Move over, mashed potatoes! This creamy Italian classic deserves a spot on your table.

I lived in New Orleans for a while, working as a pastry chef at the famous and fabulous Commander’s Palace—home to legendary chefs like Emeril Lagasse and known for its turquoise-and-white exterior and decades-long reputation as one of the city’s finest dining institutions. Working there wasn’t just a job; it was a crash course in the unapologetic joy of Southern food culture. With the beignets, smoked oysters, sky-high po’boys, gumbo, and dangerously strong cocktails—I’m looking at you, hurricanes—New Orleans is a foodie’s dream city.
If there’s one thing that Southerners love fiercely, it’s their grits. Grits aren’t just a breakfast food there—they’re a beloved cultural staple all across the South. During my time in the South I developed a deep appreciation for grits, so it’s only natural that I love polenta, grits’ Italian cousin. Both are made from ground cornmeal, but grits are typically made from dent corn (often white and stone-ground), which gives them a pronounced corn flavor and plenty of starch. Polenta uses flint corn, which has a firmer bite and cooks into a medium- to coarse-textured porridge. Growing up with Italian immigrant parents from Southern Italy, we didn’t eat much polenta—it’s more popular in the north—so it wasn’t often served in our house. Now, though, it’s one of those oft-forgotten sides that makes me wonder why I don’t make it more often. It’s like mashed potatoes, only better: silkier, slightly sweet from the corn, and somehow both rustic and luxurious at the same time.
This version cooks up smooth, thick, and creamy with just three simple ingredients. The polenta slowly simmers until it reaches that perfect lush and spoonable consistency. A pat of butter stirred in at the end brings richness, while salt rounds out the flavor. You can keep it simple or dial it up with pepper, Parmesan, or broth instead of water for deeper flavor. Whether served soft and warm or cooled and cut into slabs to fry or grill, it’s deliciously satisfying.

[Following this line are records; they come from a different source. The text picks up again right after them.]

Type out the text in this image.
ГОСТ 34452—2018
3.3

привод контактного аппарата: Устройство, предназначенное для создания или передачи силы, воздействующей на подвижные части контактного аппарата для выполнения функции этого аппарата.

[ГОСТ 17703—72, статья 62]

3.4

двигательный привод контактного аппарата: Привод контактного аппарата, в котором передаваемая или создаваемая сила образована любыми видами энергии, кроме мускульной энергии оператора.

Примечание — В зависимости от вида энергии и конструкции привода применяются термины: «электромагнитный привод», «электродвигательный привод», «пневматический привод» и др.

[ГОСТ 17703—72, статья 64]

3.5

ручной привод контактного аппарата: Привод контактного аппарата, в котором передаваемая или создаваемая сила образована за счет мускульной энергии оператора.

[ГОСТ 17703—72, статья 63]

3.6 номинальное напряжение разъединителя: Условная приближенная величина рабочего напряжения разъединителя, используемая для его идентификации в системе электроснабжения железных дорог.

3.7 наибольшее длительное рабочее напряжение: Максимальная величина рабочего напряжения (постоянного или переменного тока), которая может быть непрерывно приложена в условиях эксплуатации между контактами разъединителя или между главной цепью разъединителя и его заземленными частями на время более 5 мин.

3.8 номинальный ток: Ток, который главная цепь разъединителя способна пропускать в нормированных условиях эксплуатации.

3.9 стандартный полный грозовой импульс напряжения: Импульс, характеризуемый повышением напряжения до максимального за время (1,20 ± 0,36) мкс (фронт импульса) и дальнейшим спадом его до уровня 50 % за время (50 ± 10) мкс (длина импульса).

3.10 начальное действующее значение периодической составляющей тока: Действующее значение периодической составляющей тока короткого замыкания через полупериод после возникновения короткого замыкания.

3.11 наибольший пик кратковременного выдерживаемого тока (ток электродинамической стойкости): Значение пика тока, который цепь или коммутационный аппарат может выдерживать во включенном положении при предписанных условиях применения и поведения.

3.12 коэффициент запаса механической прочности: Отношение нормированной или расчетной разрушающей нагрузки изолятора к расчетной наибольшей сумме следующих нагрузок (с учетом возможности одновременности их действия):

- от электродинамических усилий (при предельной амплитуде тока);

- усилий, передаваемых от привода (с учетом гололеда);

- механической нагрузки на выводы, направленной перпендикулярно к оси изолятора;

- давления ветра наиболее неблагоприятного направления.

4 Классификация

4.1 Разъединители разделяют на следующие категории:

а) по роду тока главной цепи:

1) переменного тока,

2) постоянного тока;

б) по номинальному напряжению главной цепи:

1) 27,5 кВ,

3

Endless polenta possibilities
With a base this simple, the possibilities are endless. For cheesy polenta, add your favorite cheese (go classic with Parmesan or gourmet with gorgonzola, for example). You can pour the cooked polenta into a baking dish and chill until firm, then slice into slabs and pan-fry or grill until golden. Add fresh herbs like rosemary, thyme, or basil to bring brightness. Swirl in roasted garlic or sautéed mushrooms for deep, savory flavor, or stir in a spoonful of pesto to give it an herby Italian twist. If you love spice, a pinch of red pepper flakes adds just the right kick.

How do I store leftovers?
Let your polenta cool completely, then transfer it to an airtight container and refrigerate for up to 4 days. It will firm up as it chills, which actually makes it perfect for slicing and reheating in a skillet or on the grill. To rewarm creamy-style polenta, add a splash of water, broth, or milk in a saucepan and stir over low heat until smooth again. Polenta also freezes well. Spread it in a baking dish, let it firm, then cut it into squares and freeze it in a zip-top bag for up to 3 months. Thaw overnight and crisp it up in a skillet, oven, or grill.

Serving suggestions
Polenta is the heart and soul of many Italian dishes. It complements classic Italian dishes like osso buco or this Italian White Bean Chicken Recipe. It’s also great paired with hearty mains like An Oh-So Tender Short Ribs Recipe or Braised Beef to soak up all the delicious meaty juices. For a lighter meal, I like to top it with Sautéed Shrimp or Boiled Shrimp, Roasted Asparagus And Mushrooms, or simply a drizzle of truffle oil.
If you like polenta, give grits a try too. They’re perfect for breakfast with Veggie Omelet Cups, for lunch in Charleston-Inspired Grits Fritters, or even for dinner in these Southern Pulled Pork Shooters With Cheese Grits And Creamy Coleslaw.

How To Make Polenta
Ingredients
- 4 cups water
- 1 teaspoon salt
- 1 cup polenta
- 1 tablespoon butter
Instructions
- Bring the water and salt to a light simmer over medium to high heat.

- Turn the heat down a little and slowly add in the polenta, whisking as you go to make sure there are no lumps.

- Cook over very low heat, stirring frequently, for 20 to 30 minutes. If you need to, you can add a little more water. The texture should be smooth, creamy, and thick once it is cooked.
- Stir in the butter until melted and serve.